Competitive Dynamics
The rapid democratization of AI capabilities means that competitive advantages from AI may be shorter-lived than expected. Today’s cutting-edge capabilities will be widely available within a matter of months or years, not decades.
Resource Allocation
Organizations should consider allocating resources to data quality and quantity rather than just computing power. The Chinchilla findings suggest that high-quality, diverse training data may be the most valuable asset in AI development.
Innovation Strategy
For smaller players, these laws provide a roadmap for innovation. Rather than competing on raw model size, companies can focus on specialized datasets, novel training approaches, or innovative applications of existing models.
The Future Landscape
As with Moore’s Law before them, these principles are not immutable laws of nature but rather observations of current trends. They may evolve or be superseded as the field advances. However, they provide valuable guideposts for navigating the rapidly evolving AI landscape.

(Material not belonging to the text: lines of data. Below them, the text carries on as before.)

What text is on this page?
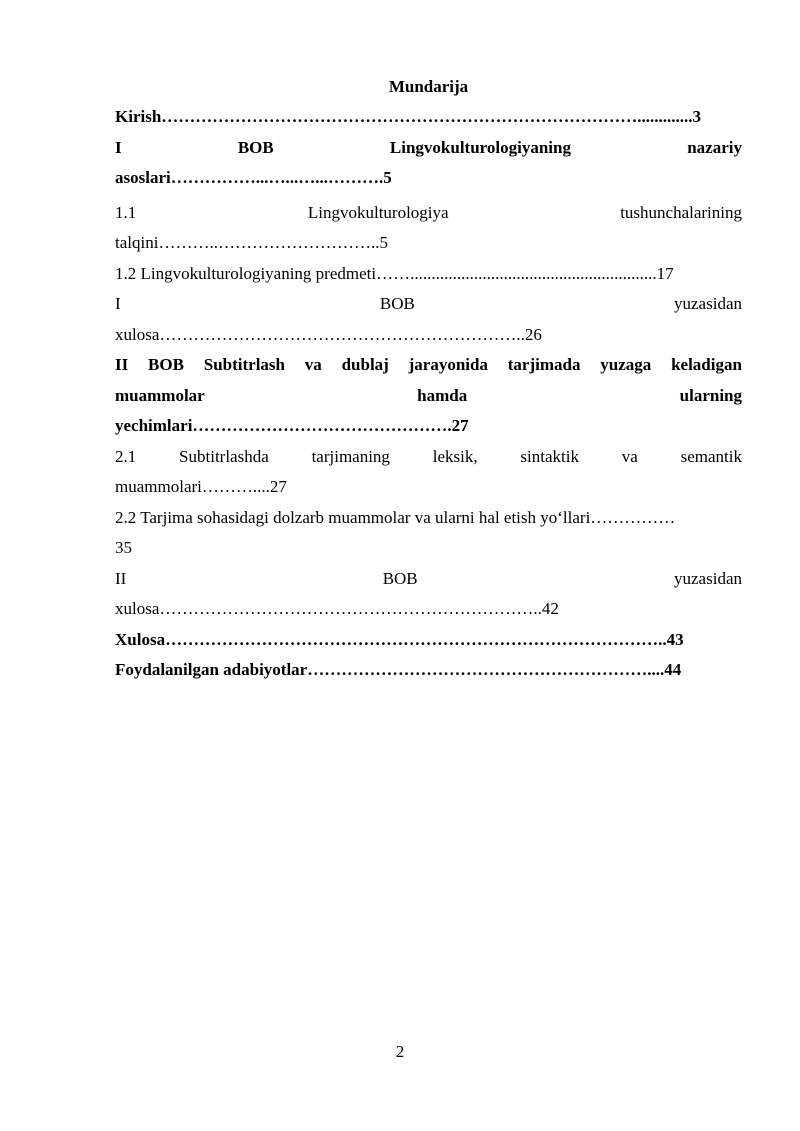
Mundarija

Kirish………………………………………………………………………….............3
I	BOB	Lingvokulturologiyaning	nazariy
asoslari……………...…...…...……….5
1.1	Lingvokulturologiya	tushunchalarining
talqini………..………………………..5
1.2 Lingvokulturologiyaning predmeti……..........................................................17
I	BOB	yuzasidan
xulosa………………………………………………………..26
II BOB Subtitrlash va dublaj jarayonida tarjimada yuzaga keladigan
muammolar	hamda	ularning
yechimlari……………………………………….27
2.1	Subtitrlashda	tarjimaning	leksik,	sintaktik	va	semantik
muammolari………....27
2.2 Tarjima sohasidagi dolzarb muammolar va ularni hal etish yo‘llari……………
35
II	BOB	yuzasidan
xulosa…………………………………………………………..42
Xulosa……………………………………………………………………………..43
Foydalanilgan adabiyotlar……………………………………………………....44
2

The interplay between these three laws creates a dynamic ecosystem. While the largest companies push the boundaries with ever more powerful frontier models, these advancements quickly become accessible to smaller players and the open-source community.
This pattern of innovation and democratization promises to accelerate AI development across all sectors of the economy. Understanding these scaling laws isn’t just academic—it’s essential for making informed strategic decisions in a world increasingly shaped by artificial intelligence.